To determine whether green teen polyphenol ( GTP) ameliorated the premature senescent and osteoporosis phenotype of Bmi-1(-/)-mice, we paired with littermates Bmi-1(+/)-between male and female mice, taken from the littermate mice. In vivo, the mice were divided into 3 groups and treated as following: 1) wild type ( WT) mice with normal diet; 2) Bmi1(-/)-( BKO) mice with normal diet; 3) Bmi1-/-mice with GTP-supplemented diet ( BKO+GTP) ( 400 mg/kg body weight/ day in the drinking water). Analysis of their phenotypic differences from the whole, X-ray, morphology, protein, histochemistry and cell biology respectively, to elucidate the roles and mechanisms of GTP in premature aging and osteoporosis phenotype of Bmi-1(-/)-mice.

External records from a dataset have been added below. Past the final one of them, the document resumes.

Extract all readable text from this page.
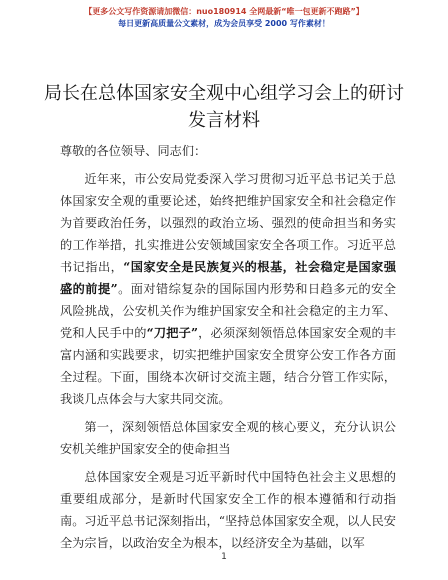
【更多公文写作资源请加微信：nuo180914 全网最新“唯一包更新不跑路”】
每日更新高质量公文素材，成为会员享受 2000 写作素材！
局长在总体国家安全观中心组学习会上的研讨发言材料

尊敬的各位领导、同志们：

近年来，市公安局党委深入学习贯彻习近平总书记关于总体国家安全观的重要论述，始终把维护国家安全和社会稳定作为首要政治任务，以强烈的政治立场、强烈的使命担当和务实的工作举措，扎实推进公安领域国家安全各项工作。习近平总书记指出，“国家安全是民族复兴的根基，社会稳定是国家强盛的前提”。面对错综复杂的国际国内形势和日趋多元的安全风险挑战，公安机关作为维护国家安全和社会稳定的主力军、党和人民手中的“刀把子”，必须深刻领悟总体国家安全观的丰富内涵和实践要求，切实把维护国家安全贯穿公安工作各方面全过程。下面，围绕本次研讨交流主题，结合分管工作实际，我谈几点体会与大家共同交流。

第一，深刻领悟总体国家安全观的核心要义，充分认识公安机关维护国家安全的使命担当

总体国家安全观是习近平新时代中国特色社会主义思想的重要组成部分，是新时代国家安全工作的根本遵循和行动指南。习近平总书记深刻指出，“坚持总体国家安全观，以人民安全为宗旨，以政治安全为根本，以经济安全为基础，以军

1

Our results demonstrated that Bmi-1 deficiency resulted in growth retardation, premature aging and osteoporosis. We also demonstrated that these typical aging and osteoporosis phenotypes in Bmi-1-deficient mice were largely rescued by GTP through increased proliferation and decreased apoptosis, promoted skeletal growth and development, increased osteoblastic bone formation, decreased osteoclastic bone resorption and senescence-associated molecules, down-regulating oxidative stress of multiple organs, expressing antioxidase in Bmi-1(-/)-mice. These findings implied that green tea will be a novel therapeutic way to delay aging and prevent aging-associated osteoporosis.